How would you categorise your drumming style and who would you say are some of your biggest influences?

I like to be as solid as possible. I’m really quite a heavy hitter, I guess you could say I’m a meat and potatoes, basher type of drummer, with a bit of flash, heh, heh. As for the drummers that have always influenced me, I’d have to say that they’re the real, straight ahead, solid kind of guys. Obviously, I like drummers that are technically profound, but not if they are too flashy, or over the top. I think John Bohnam was a really great blue print for Rock drumming. But, more in the era that I grew up in, I’d have to say that guys like Tommy Lee, Dave Grohl, and Alex Van Halen are among my favourites. I also really like some of the stuff that Steve Smith did with Journey. Ringo Starr, was also one of my favourites, he always manages to orchestrate his parts, in a way that makes his drumming become a signature part of the song, he has some great ideas.

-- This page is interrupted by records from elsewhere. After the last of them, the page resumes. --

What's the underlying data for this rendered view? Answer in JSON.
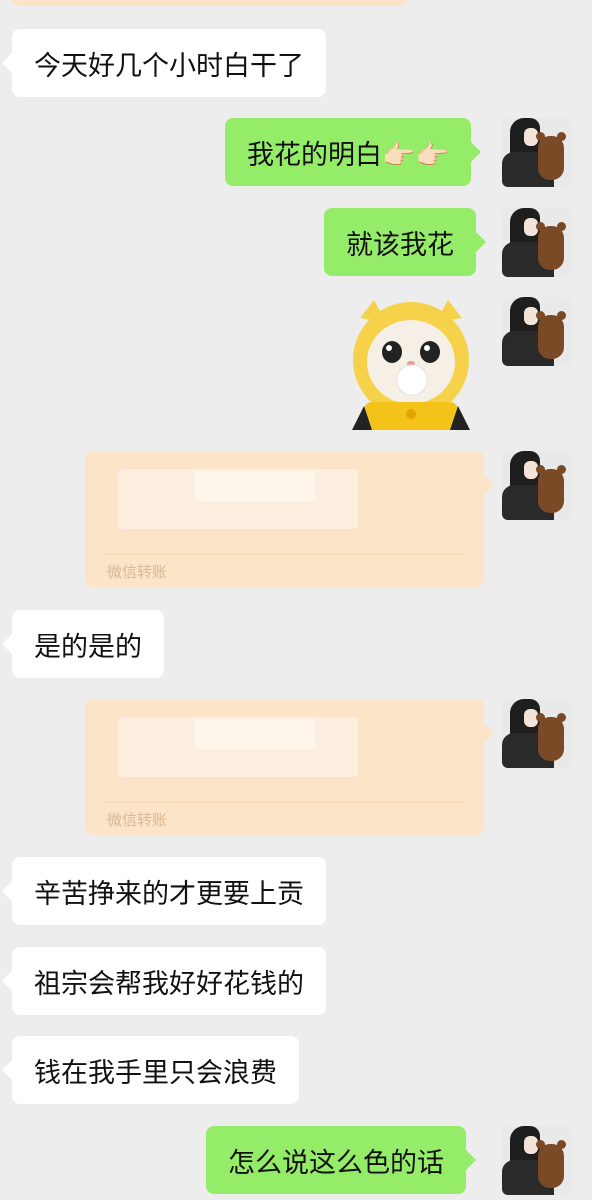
{
  "messages": [
    {
      "side": "left",
      "type": "text",
      "text": "今天好几个小时白干了"
    },
    {
      "side": "right",
      "type": "text",
      "text": "我花的明白👉🏻👉🏻"
    },
    {
      "side": "right",
      "type": "text",
      "text": "就该我花"
    },
    {
      "side": "right",
      "type": "sticker",
      "icon": "cat-sticker"
    },
    {
      "side": "right",
      "type": "transfer",
      "label": "微信转账"
    },
    {
      "side": "left",
      "type": "text",
      "text": "是的是的"
    },
    {
      "side": "right",
      "type": "transfer",
      "label": "微信转账"
    },
    {
      "side": "left",
      "type": "text",
      "text": "辛苦挣来的才更要上贡"
    },
    {
      "side": "left",
      "type": "text",
      "text": "祖宗会帮我好好花钱的"
    },
    {
      "side": "left",
      "type": "text",
      "text": "钱在我手里只会浪费"
    },
    {
      "side": "right",
      "type": "text",
      "text": "怎么说这么色的话"
    }
  ],
  "colors": {
    "background": "#ededed",
    "bubble_left": "#ffffff",
    "bubble_right": "#95ec69",
    "transfer": "#fbe4c7"
  }
}
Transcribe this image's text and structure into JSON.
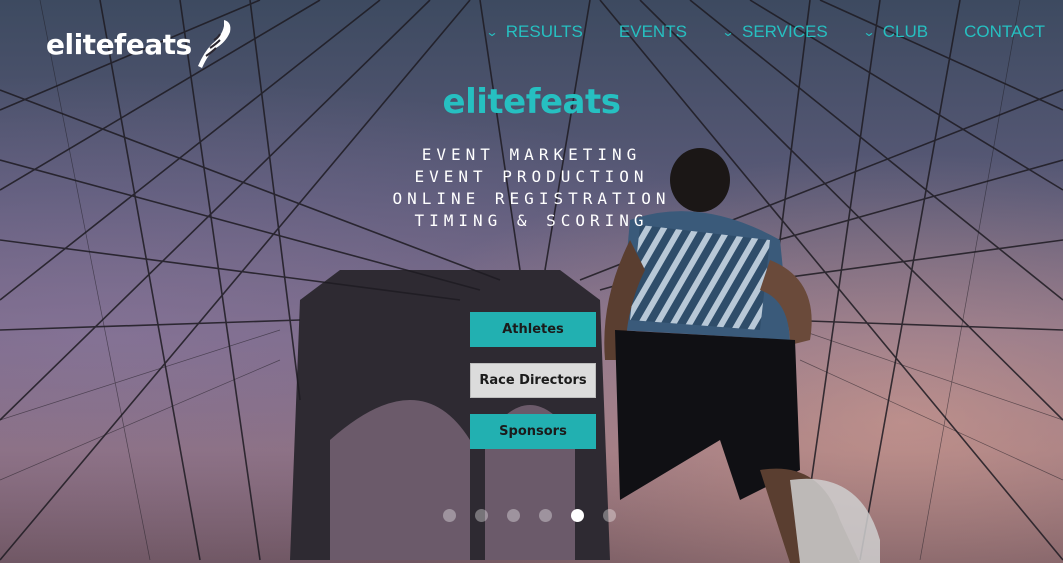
{
  "header": {
    "logo_text": "elitefeats"
  },
  "nav": {
    "items": [
      {
        "label": "RESULTS",
        "has_dropdown": true
      },
      {
        "label": "EVENTS",
        "has_dropdown": false
      },
      {
        "label": "SERVICES",
        "has_dropdown": true
      },
      {
        "label": "CLUB",
        "has_dropdown": true
      },
      {
        "label": "CONTACT",
        "has_dropdown": false
      }
    ]
  },
  "hero": {
    "title": "elitefeats",
    "services": [
      "EVENT MARKETING",
      "EVENT PRODUCTION",
      "ONLINE REGISTRATION",
      "TIMING & SCORING"
    ],
    "buttons": [
      {
        "label": "Athletes"
      },
      {
        "label": "Race Directors"
      },
      {
        "label": "Sponsors"
      }
    ]
  },
  "slider": {
    "count": 6,
    "active_index": 4
  },
  "colors": {
    "accent": "#26c0c1",
    "button_teal": "#22b0b1",
    "button_grey": "#dcdcdc"
  }
}
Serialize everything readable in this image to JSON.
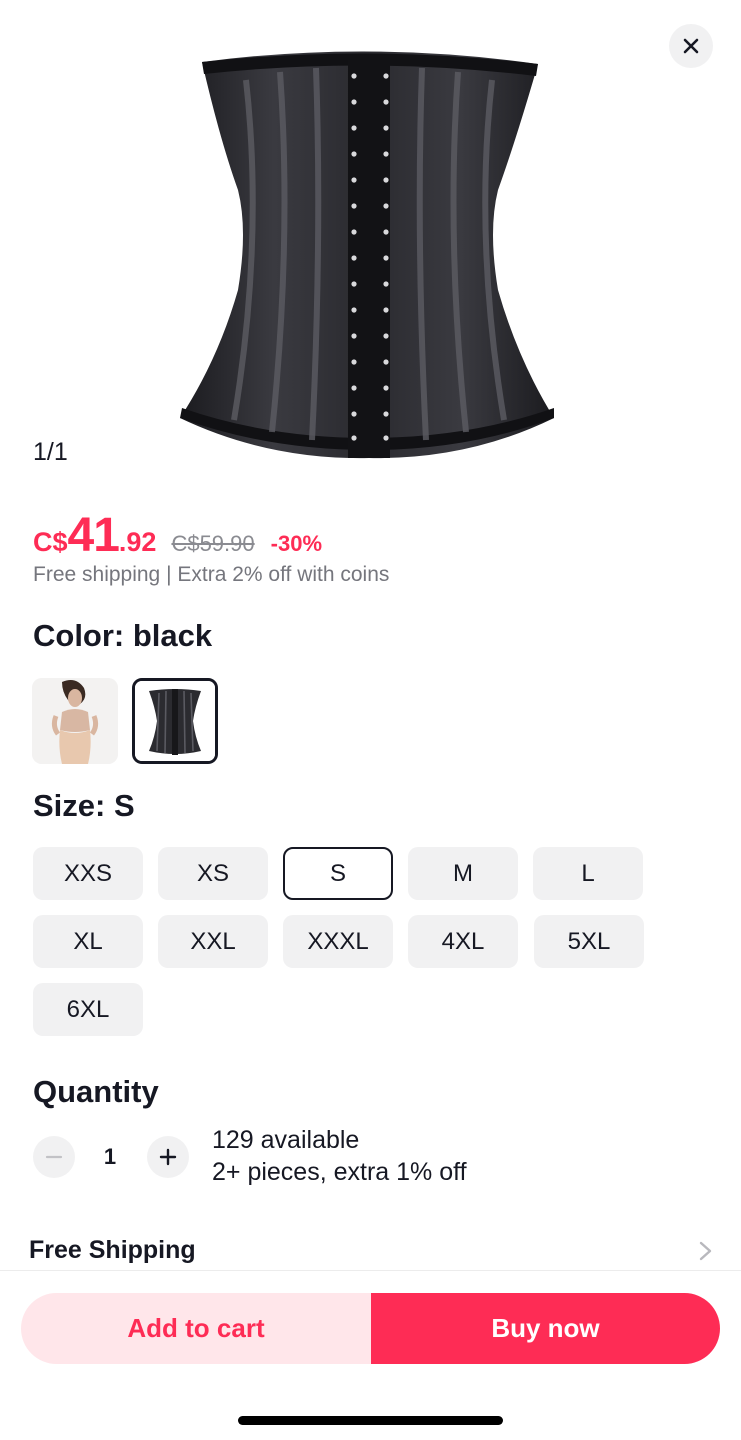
{
  "gallery": {
    "counter": "1/1"
  },
  "price": {
    "currency": "C$",
    "integer": "41",
    "decimal": ".92",
    "original": "C$59.90",
    "discount": "-30%",
    "note": "Free shipping | Extra 2% off with coins",
    "accent_color": "#fe2c55"
  },
  "color": {
    "title": "Color: black",
    "options": [
      {
        "icon": "model-photo-thumbnail",
        "selected": false
      },
      {
        "icon": "black-corset-thumbnail",
        "selected": true
      }
    ]
  },
  "size": {
    "title": "Size: S",
    "options": [
      "XXS",
      "XS",
      "S",
      "M",
      "L",
      "XL",
      "XXL",
      "XXXL",
      "4XL",
      "5XL",
      "6XL"
    ],
    "selected": "S"
  },
  "quantity": {
    "title": "Quantity",
    "value": "1",
    "available": "129 available",
    "promo": "2+ pieces, extra 1% off"
  },
  "shipping": {
    "label": "Free Shipping"
  },
  "actions": {
    "add_to_cart": "Add to cart",
    "buy_now": "Buy now"
  }
}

Being as busy as you guys constantly are, do you get any time to practice and if so, do you have any sort of practice routine?

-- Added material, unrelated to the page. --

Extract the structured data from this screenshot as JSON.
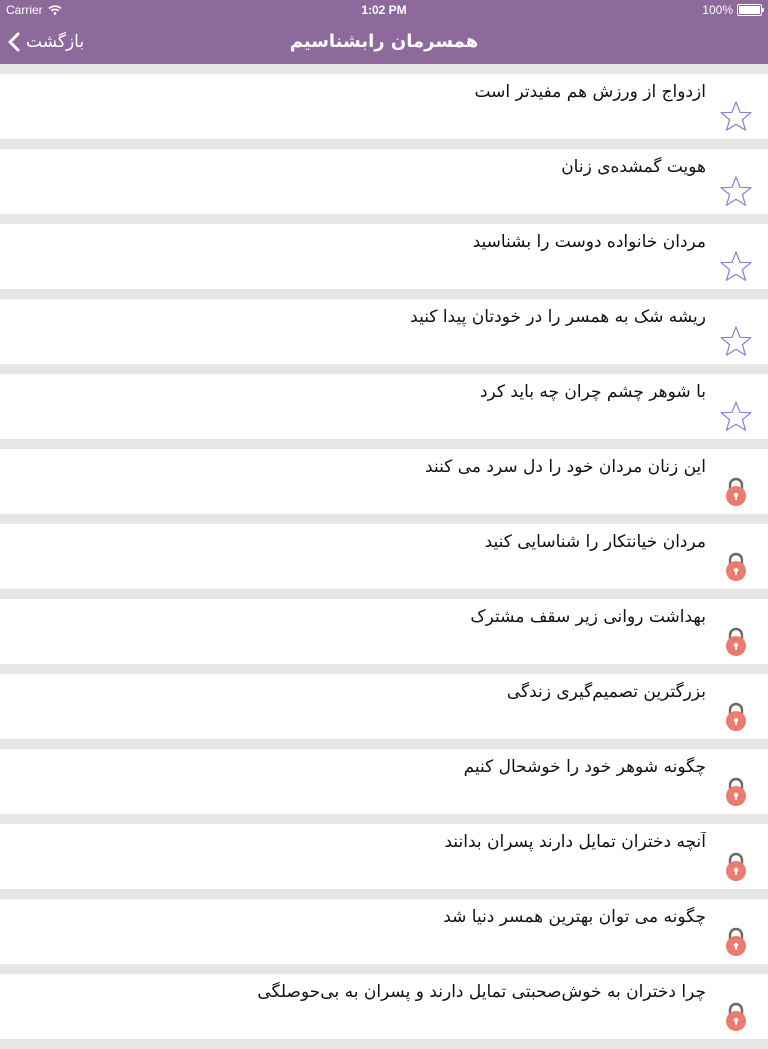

I’m really quite bad about that, especially on tour, because there’s so little time in which to practice. Interestingly enough though, towards the end of 2006, I had to have some really serious surgery on my back, and during my four month recovery, with my back brace on, and my physical therapy, I started messing around on this little Roland V electronic kit that I have at home. In many ways, it was as if I had been working on my own mental therapy, because during that time, I really fell in love with drumming again. It turned out to be the most practice that I had done in about ten years. I would just play to songs on my iPod, and work on the Seether music in between, in order to get myself back into fighting shape, before we started recording the new album. I started feeling better, and healthier, and even the guys said to me that I was playing better than ever. I’ve been playing professionally since I was a teenager, so most of my hard practice, wood shedding years were already done, so it was nice to just take some time to practice and enjoy the drums again. It was a great period for me. As far as warm ups before performances, I just do some basic stretches to get the blood flowing.

JohnHumphrey1Seether went through quite a few drummers before you joined the band in late 2003. How exactly did you get the gig, and what was the audition process like?

In the 90′s I was in a band called the Nixons, I had been touring and recording with the Nixons, for about eight years, so when things came to a halt, I just decided to spend some time at home with my first son. Besides that, I kept playing some shows locally, and doing the occasional session. Anyway, a buddy of mine, named Howard, had started to work as the sound guy for Seether, and I ran into him one day, and he told me about the band, and how they were really having trouble finding/keeping a drummer, and how he thought I’d really get on with the guys, and fit into the band well etc. So during their tour with 3 Doors Down in Dallas, they had set up a small audition, which five guys showed up for. I was the last guy to go into the audition, by this time, it was already midnight and you could see that the guys looked tired and frustrated etc. Shaun then called a few songs from their Disclaimer album, and before I knew it, we had run through a set of about nine songs. He then asked, if I wanted to go out on the road with them. It was a very, on the spot kind of situation, but it was great.

Between Seether and your previous band The Nixons, you’ve pretty much been on the road for the last couple of years. What do you do to keep yourself entertained, and motivated, while you’re away from home for such long periods of time?

Along with being a musician, I’m also a really big music fan, and record collector. I love finding these “hole in the wall” type record stores, and finding old vinyl’s that I can buy, and collect. I’m a huge Elvis Presley and Beatles fan, and I simply love finding vintage vinyl, of these kind of artists. It’s kind of become a hobby of mine, in the respects of, on my days off, I’ll wonder off, and ask the locals of the town that we’re in, where I could possibly find some of these old record stores, and when I do finally find them, I’ll pretty much spend the whole day there. As a band, we try and catch the occasional movie together etc, but besides that I just try and catch up on some sleep. Rest is really important, and is sometimes a real commodity for me.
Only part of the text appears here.